City sources said new shares are likely to be priced between 400p and 450p, compared to the 638.5p which Metro closed at on Friday.

“There are various scenarios about how this could play out and it depends on share price developments,” John Cronin, an analyst at Goodbody, told The Times. “My instinct is that a level of £4 to £5 is where the underwriters are prepared to underwrite it.”

Another senior banker added: “There will probably be a discount of 30 to 40 per cent from here.”

The bank is likely to face a backlash from its investors at this month’s annual meeting over the deeply discounted fundraiser.

Last week, the FTSE 250 bank saw its first quarter profit cut in half to £4.3m in the wake of an accounting mistake, first revealed in January, that led to the bank’s shares to plunge by 40 per cent, wiping £800m from its market value. The lender said it needed to raise £350m from investors after underestimating how much shock absorbing capital it held.
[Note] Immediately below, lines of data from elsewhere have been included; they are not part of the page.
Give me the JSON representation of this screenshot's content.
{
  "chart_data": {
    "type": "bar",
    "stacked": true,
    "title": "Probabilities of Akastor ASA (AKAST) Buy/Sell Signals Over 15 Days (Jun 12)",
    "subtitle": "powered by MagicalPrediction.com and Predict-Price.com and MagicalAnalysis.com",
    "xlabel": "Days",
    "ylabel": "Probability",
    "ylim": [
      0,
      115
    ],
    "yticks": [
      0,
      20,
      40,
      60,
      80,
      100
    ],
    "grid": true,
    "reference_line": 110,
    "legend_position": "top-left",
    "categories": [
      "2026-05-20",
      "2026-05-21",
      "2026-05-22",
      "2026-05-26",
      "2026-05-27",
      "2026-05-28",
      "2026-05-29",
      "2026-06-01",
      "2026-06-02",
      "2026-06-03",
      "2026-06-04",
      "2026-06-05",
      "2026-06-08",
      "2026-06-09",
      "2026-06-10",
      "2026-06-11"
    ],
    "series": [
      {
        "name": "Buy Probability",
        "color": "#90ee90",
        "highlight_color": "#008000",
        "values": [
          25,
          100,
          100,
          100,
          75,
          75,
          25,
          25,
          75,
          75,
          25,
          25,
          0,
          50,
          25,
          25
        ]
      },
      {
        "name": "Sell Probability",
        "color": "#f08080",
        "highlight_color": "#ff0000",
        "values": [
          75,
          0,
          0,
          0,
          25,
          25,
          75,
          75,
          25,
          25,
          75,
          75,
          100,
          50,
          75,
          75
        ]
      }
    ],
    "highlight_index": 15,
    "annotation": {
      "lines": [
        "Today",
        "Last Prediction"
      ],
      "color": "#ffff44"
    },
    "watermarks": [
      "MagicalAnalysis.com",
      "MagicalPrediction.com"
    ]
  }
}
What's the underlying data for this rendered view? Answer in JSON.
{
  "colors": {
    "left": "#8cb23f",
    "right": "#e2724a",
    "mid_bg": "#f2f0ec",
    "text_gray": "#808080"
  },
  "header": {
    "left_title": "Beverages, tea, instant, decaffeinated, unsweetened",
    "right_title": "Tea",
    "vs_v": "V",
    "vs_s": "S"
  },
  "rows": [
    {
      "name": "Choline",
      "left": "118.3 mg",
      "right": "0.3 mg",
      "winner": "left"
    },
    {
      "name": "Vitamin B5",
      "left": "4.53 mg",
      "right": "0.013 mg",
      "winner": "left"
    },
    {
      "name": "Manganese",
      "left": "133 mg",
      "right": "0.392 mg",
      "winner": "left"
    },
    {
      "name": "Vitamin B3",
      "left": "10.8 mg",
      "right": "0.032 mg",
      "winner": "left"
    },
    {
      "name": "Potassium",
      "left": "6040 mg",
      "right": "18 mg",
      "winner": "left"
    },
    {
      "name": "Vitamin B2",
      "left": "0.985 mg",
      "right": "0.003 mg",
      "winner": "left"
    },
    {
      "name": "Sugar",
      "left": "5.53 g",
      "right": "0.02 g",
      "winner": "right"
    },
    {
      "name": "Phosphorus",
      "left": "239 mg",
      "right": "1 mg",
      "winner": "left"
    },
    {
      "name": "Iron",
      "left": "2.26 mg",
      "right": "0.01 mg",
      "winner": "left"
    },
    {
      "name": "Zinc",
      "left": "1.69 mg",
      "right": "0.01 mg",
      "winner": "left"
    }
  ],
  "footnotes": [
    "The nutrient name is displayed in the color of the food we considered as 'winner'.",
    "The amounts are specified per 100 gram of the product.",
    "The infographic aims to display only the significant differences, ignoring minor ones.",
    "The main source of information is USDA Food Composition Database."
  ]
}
Metro was launched in 2010 by US billionaire and chairman Vernon Hill, following the financial crisis. It offers seven-day banking and high levels of service, and was widely regarded as one of the most successful challenger banks set up to contest the dominance of the UK’s high street banks.  It runs 67 branches, has 1.7 million customers and holds a £22bn balance sheet.

However, the predicted pricing of its current cash call is a huge shortfall compared with last July, when investors paid 3400p per share when Metro raised £300m. The bank’s stock was priced at 2000p when it floated on the stock market in 2016.